2 Gibbon 1995 [1776], 53: “To resume, in a few words, the system of the Imperial government; as it was instituted by Augustus, and maintained by those princes who understood their own interest and that of the people, it may be defined an absolute monarchy disguised by the forms of a commonwealth.
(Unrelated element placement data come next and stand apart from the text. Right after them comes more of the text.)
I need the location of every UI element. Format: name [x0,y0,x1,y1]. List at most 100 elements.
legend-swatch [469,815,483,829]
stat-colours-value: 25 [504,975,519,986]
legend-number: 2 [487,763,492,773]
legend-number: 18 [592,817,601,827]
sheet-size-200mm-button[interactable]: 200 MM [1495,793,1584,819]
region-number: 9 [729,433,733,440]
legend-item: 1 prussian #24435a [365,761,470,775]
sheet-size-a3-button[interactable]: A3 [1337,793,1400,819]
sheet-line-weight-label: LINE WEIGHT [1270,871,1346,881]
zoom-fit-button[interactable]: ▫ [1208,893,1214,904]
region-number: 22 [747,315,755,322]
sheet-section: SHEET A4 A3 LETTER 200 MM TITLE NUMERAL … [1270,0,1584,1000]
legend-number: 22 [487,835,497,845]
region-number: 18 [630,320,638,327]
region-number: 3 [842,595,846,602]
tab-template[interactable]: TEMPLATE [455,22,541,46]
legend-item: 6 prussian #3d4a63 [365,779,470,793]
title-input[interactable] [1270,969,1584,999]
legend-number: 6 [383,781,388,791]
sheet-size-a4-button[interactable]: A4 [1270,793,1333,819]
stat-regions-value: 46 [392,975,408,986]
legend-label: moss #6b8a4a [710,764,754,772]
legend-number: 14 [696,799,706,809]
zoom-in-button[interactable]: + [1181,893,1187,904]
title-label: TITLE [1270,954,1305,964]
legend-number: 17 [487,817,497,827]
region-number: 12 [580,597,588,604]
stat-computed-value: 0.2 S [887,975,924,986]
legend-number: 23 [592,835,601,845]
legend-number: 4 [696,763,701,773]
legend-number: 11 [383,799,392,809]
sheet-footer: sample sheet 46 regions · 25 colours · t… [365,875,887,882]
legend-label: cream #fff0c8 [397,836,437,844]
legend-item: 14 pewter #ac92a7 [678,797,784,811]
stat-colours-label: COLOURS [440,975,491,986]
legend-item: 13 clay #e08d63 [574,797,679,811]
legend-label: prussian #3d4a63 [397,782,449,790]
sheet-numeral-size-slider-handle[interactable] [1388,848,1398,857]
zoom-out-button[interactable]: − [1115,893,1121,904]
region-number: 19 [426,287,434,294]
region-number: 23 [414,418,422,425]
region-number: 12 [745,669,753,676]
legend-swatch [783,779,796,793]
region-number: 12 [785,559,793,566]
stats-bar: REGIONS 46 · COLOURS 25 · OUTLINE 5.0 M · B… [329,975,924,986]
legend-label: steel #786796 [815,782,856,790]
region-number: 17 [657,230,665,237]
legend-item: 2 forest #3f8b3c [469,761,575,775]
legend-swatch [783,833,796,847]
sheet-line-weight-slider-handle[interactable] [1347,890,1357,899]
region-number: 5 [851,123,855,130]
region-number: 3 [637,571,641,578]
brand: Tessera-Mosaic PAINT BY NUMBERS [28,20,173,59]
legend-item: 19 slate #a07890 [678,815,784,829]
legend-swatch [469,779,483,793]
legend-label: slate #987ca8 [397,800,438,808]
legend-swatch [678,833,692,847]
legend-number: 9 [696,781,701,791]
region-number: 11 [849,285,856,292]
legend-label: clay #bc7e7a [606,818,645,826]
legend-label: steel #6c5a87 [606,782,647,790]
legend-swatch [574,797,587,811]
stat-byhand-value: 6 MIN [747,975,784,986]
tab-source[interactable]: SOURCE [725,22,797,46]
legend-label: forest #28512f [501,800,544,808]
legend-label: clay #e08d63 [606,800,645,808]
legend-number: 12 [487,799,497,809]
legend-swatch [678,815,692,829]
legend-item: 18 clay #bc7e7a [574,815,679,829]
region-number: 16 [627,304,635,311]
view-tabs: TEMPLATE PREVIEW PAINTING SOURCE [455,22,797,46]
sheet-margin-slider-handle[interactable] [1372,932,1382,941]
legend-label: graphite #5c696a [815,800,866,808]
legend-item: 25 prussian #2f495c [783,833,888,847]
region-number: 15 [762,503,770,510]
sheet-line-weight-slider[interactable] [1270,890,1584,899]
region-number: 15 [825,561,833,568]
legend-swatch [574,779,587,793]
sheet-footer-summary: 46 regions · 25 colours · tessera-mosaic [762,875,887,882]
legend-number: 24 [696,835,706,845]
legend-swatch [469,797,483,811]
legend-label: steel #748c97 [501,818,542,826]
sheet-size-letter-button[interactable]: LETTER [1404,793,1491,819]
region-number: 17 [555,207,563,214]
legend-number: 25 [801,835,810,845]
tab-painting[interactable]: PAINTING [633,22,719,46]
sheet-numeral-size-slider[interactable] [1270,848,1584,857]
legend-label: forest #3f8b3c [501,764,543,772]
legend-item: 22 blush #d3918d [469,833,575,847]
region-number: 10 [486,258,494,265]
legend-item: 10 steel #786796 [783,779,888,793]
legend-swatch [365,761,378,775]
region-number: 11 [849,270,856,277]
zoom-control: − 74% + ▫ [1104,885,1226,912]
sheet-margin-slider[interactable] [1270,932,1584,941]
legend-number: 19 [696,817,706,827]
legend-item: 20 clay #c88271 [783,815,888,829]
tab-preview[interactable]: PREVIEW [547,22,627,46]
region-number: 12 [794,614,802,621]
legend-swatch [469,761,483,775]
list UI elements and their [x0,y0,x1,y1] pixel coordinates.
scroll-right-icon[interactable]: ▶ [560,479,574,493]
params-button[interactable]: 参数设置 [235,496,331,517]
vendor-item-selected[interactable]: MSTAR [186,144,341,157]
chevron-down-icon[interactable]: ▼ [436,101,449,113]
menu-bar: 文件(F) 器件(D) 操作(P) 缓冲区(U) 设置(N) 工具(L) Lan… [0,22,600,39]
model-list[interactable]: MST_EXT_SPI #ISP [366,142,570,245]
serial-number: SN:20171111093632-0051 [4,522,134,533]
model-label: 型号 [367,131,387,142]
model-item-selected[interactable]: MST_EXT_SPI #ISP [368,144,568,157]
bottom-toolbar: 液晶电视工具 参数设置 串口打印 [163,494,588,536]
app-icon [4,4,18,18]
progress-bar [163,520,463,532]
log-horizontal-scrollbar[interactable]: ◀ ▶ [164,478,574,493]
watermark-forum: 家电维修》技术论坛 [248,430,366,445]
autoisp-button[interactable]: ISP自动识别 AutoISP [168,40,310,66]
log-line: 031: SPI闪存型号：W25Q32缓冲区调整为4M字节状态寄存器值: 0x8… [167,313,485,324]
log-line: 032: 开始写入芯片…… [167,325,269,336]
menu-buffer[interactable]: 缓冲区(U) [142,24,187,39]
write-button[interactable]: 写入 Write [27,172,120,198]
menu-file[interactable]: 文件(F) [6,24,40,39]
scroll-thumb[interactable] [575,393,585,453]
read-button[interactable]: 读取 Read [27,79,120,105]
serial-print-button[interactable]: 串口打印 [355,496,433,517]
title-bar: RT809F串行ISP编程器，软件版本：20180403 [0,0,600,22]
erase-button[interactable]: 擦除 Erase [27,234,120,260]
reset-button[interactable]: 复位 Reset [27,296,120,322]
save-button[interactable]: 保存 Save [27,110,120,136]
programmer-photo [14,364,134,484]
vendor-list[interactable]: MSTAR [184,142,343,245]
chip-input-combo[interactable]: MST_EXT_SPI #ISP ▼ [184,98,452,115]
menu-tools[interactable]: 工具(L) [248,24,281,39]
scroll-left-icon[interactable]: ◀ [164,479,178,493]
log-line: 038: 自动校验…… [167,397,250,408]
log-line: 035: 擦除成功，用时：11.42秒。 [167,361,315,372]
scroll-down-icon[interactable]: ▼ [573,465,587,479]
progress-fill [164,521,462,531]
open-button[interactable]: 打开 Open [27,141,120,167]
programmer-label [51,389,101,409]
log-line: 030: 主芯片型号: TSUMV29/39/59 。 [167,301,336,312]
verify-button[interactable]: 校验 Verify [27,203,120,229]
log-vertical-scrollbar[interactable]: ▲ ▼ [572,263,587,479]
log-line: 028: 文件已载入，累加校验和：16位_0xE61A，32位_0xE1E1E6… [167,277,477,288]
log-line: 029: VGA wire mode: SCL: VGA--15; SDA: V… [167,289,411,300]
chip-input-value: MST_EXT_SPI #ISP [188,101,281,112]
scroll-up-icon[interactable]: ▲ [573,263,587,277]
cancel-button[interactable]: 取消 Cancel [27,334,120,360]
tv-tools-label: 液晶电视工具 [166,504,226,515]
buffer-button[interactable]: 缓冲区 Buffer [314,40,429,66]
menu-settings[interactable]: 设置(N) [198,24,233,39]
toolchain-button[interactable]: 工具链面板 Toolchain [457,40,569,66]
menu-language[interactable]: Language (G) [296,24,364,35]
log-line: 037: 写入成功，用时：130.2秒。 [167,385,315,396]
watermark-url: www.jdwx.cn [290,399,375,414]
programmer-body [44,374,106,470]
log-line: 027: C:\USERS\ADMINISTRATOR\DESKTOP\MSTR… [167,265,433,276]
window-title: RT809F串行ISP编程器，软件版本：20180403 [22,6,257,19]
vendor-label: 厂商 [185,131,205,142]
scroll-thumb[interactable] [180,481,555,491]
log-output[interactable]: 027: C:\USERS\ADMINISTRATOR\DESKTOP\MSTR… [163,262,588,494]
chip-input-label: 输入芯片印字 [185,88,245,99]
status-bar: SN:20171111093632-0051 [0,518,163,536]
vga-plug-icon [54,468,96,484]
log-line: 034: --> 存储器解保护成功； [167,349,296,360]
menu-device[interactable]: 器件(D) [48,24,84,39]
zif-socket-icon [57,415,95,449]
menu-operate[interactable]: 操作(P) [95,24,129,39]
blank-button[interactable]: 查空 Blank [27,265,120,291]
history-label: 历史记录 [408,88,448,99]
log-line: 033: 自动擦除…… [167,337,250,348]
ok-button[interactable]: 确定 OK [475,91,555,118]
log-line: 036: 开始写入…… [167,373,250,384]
The masters of the Roman world surrounded their throne with darkness, concealed their irresistible strength, and humbly professed themselves the accountable ministers of the senate, whose supreme decrees they dictated and obeyed”.
3 Talbert 1984 is emblematic of work in this vein.
4 Millar 1964, 97; see C.D. 53.17.1: …καὶ ἀκριβὴς µοναρχία κατέστη· µοναρχία γὰρ … ἀληθέστατα ἂν νοµίζοιτο; 53.17.2: τὸ ὄνοµα τὸ µοναρχικὸν; 53.17.11: διὰ τούτων τῶν ὀνοµάτων; 53.18.2: καὶ οὕτως ἐκ τούτων τῶν δηµοκρατικῶν ὀνοµάτων πᾶσαν τὴν τῆς πολιτείας ἰσχὺν περιβέβληνται ὥστε καὶ τὰ τῶν βασιλέων, πλὴν τοῦ φορτικοῦ τῆς προσηγορίας αὐτῶν, ἔχειν.
5 On this theme see Gleason 2011, 54-55, on the behavior of the Senate when it was announced that an informant had named a bald senator as present for a conspiracy: Dio himself checked his head, though he surely knew how much hair he had (77[76].8). “Dio’s gesture shows how the paranoia of living under autocracy could make people lose the privileged connection to the reality of their own bodies that, under normal conditions, anchors their sense of who they are”.
6 See also 75[74].2.1: Severus entered the city and promised “such things as good emperors formerly promised to us” (ἐνεανιεύσατο µὲν οἷα καὶ οἱ πρῴην ἀγαθοὶ αὐτοκράτορες πρὸς ἡµᾶς); as well as 79[78].38.1: consuls uttered formulae against the false Antoninus “as is customarily done in such cases” (ὥσπερ εἴωθεν ἐν τοῖς τοιούτοις γίγνεσθαι).
7 Here I accept the emendation from Boissevain 1901, 344 (line 18), who proposes either εἴη ⟨οἱ⟩ or ἐνείη ⟨οἱ⟩.
8 See also 68.15.4, on how proximity to the emperor exposes one to slander; 78[77].8.1-3, on Caracalla’s whimsical appointments; 79[78].13-15, criticizing Macrinus for not preferring senators.
9 One is reminded of the situation of clerics in the fifth century, when rapid-fire changes in orthodoxy exposed many to the charge of having supported in writing positions endorsed at one ecumenical council that were revised or revoked at another. On this problem see Ando 2011b.
10 Presumably one aspect of the situation to which Dio alludes in his remarks on the violence sparked by the brief rivalry of Macrinus and Elagabalus is that persons eager to align with the winning side, and persons eager to capitalize on the situation, could each resort to violence (79[78].34.7-8).